Wednesday, September 22, 2021

Jazz and Justice: Part II

 Bryan Stevenson is a lawyer defending people on Death Row, a social justice advocate and author of the book  Just Mercy (also made into a movie). I had the good fortune to hear him speak many years ago at an Education Conference and remembered his 4-step prescription for healing systemic racism. 

 

1) PROXIMITY: Without spending time with people different from us, we are vulnerable to believing stereotypes of “the other” that blinds us to seeing our common humanity. Years after the legal end of Jim Crow, we remain—in our schools, our neighborhoods, our workplace— a mostly segregated society.
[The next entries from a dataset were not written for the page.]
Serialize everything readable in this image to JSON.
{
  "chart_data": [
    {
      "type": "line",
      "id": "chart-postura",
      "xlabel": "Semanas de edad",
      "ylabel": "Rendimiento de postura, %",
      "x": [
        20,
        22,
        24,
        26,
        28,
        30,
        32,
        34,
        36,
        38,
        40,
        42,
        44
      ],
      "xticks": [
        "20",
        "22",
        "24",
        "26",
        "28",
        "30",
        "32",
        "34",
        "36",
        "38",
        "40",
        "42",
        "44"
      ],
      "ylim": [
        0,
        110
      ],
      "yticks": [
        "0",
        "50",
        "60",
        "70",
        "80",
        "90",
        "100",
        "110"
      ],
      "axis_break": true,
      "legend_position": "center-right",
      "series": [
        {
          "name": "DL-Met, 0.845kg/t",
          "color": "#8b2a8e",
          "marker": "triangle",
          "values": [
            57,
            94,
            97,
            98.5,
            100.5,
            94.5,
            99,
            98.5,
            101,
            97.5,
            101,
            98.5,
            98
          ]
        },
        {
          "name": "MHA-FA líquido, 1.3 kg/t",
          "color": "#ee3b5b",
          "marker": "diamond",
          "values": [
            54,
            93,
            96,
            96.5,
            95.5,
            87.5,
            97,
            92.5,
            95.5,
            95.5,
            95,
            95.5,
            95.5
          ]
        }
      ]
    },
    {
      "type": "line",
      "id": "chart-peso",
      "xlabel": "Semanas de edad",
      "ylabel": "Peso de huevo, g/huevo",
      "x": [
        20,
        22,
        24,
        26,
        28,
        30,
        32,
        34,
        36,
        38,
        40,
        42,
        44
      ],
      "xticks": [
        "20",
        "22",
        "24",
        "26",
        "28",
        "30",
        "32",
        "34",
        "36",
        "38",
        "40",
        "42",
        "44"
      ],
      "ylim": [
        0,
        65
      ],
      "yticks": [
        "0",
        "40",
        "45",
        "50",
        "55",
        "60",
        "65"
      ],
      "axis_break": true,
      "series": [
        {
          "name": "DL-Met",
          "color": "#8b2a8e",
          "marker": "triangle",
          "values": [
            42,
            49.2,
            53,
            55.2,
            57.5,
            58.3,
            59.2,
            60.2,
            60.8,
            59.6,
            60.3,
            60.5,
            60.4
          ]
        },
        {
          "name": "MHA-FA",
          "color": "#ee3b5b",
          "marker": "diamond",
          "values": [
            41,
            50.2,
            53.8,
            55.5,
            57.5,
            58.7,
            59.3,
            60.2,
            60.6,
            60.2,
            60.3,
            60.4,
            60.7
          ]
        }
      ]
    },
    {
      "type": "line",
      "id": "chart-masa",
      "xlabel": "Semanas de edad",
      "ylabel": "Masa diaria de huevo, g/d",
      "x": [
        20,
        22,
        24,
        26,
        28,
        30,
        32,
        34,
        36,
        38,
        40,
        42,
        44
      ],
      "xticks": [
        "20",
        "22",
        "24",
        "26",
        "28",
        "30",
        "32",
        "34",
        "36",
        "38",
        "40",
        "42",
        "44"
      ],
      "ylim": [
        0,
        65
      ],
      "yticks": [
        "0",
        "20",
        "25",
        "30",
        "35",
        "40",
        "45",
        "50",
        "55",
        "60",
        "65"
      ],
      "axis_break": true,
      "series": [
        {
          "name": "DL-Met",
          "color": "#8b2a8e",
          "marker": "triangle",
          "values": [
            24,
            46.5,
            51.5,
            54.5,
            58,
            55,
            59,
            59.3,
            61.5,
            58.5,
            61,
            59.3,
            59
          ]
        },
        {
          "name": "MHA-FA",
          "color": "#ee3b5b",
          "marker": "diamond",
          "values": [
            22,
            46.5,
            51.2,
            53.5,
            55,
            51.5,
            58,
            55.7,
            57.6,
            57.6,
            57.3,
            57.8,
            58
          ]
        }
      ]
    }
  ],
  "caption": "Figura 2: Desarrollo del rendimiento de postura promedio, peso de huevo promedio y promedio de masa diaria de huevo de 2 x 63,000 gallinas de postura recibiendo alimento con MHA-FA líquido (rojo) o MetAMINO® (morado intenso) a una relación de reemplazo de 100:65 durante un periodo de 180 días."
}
When we start to hang out with each other, work together, play music together, party together, we can more easily refuse the call of the demagogues to demonize and hate and fear people who don’t look or act or think exactly like us. Proximity alone is not enough, but it is an important first step. 

 

Beyond simply being together in the class or office or bandstand or basketball court, we need to talk to each other and hear each other’s stories. With special attention to the stories of our fellow workers/ students/ neighbors who have been marginalized. Hear the stories of the 52 times our son-in-law was pulled over for the crime of “driving while black.” Of the “me too” moments of women, the “coming out of the closet” tales of gay people. We must get “proximate” to suffering and understand the nuanced experiences of those who suffer from and experience inequality. (see my daughter Kerala Taylor’s article My Husband Doesn’t Feel Like Being Black Today for a look at the different experience of blacks and whites in America) : https://aninjusticemag.com/my-husband-doesnt-feel-like-being-black-today-538406254a5f?sk=3f05eee708d2e13de2941adfcc989e63

 

2) NARRATIVE:  Our life is not what we experience as much as how we interpret what we experience. Or seen from another angle, our inherited assumptions—from our family, our schools, our churches and temples, our culture’s mainstream media—determine what we experience, give it a distinct shape and color, give it a meaning according to the narrative that we carry with us. That narrative is often unconscious, fed to us from the above sources without questioning until we read something, experience something, meet somebody, that makes us stop and question it. 

 

The spoken and unspoken narrative of White Supremacy has driven our culture from its inception and continues to cause great damage in both subtle and overt ways.  Black and white kids can be proximate to each other in the integrated school, but still not mix in the cafeteria or understand the different experiences they have in the same country or discuss how this narrative hurts them both. Without examining or understanding or questioning the assumptions of white supremacy, nothing will change.

 

3) DISCOMFORT: We must be willing to do things that are uncomfortable. Stevenson observed that fighting—sometimes in vain—for the rights of some of the most downtrodden members of society can feel uncomfortable. However, there is restorative power in doing so. He is committed to working for equality not only because he wants to fix a broken system, but because he recognizes his own brokenness in the brokenness of those he serves. It is extremely comfortable for teachers to teach that 1+1=2, Paris is the capital of France and 6/8 is called a compound musical meter, but extremely difficult to bring up the things that most people would rather not talk about. And that’s what keeps them going.

 

4) HOPE: Hope is a prime ingredient in working for social change. Without faith in the capacity of human beings to change, to re-consider, to become better versions of themselves, every teacher would change professions. Hope is also a verb, an active participation in giving feet to vision, muscle to our dream of what the world can be without any guarantee that it will become so. As former Czech President Vaclev Havel said: 

 

Hope is not the conviction that something will turn out well but the certainty that something makes sense, regardless of how it turns out.

 

Justice makes sense. It is worthy of our hope.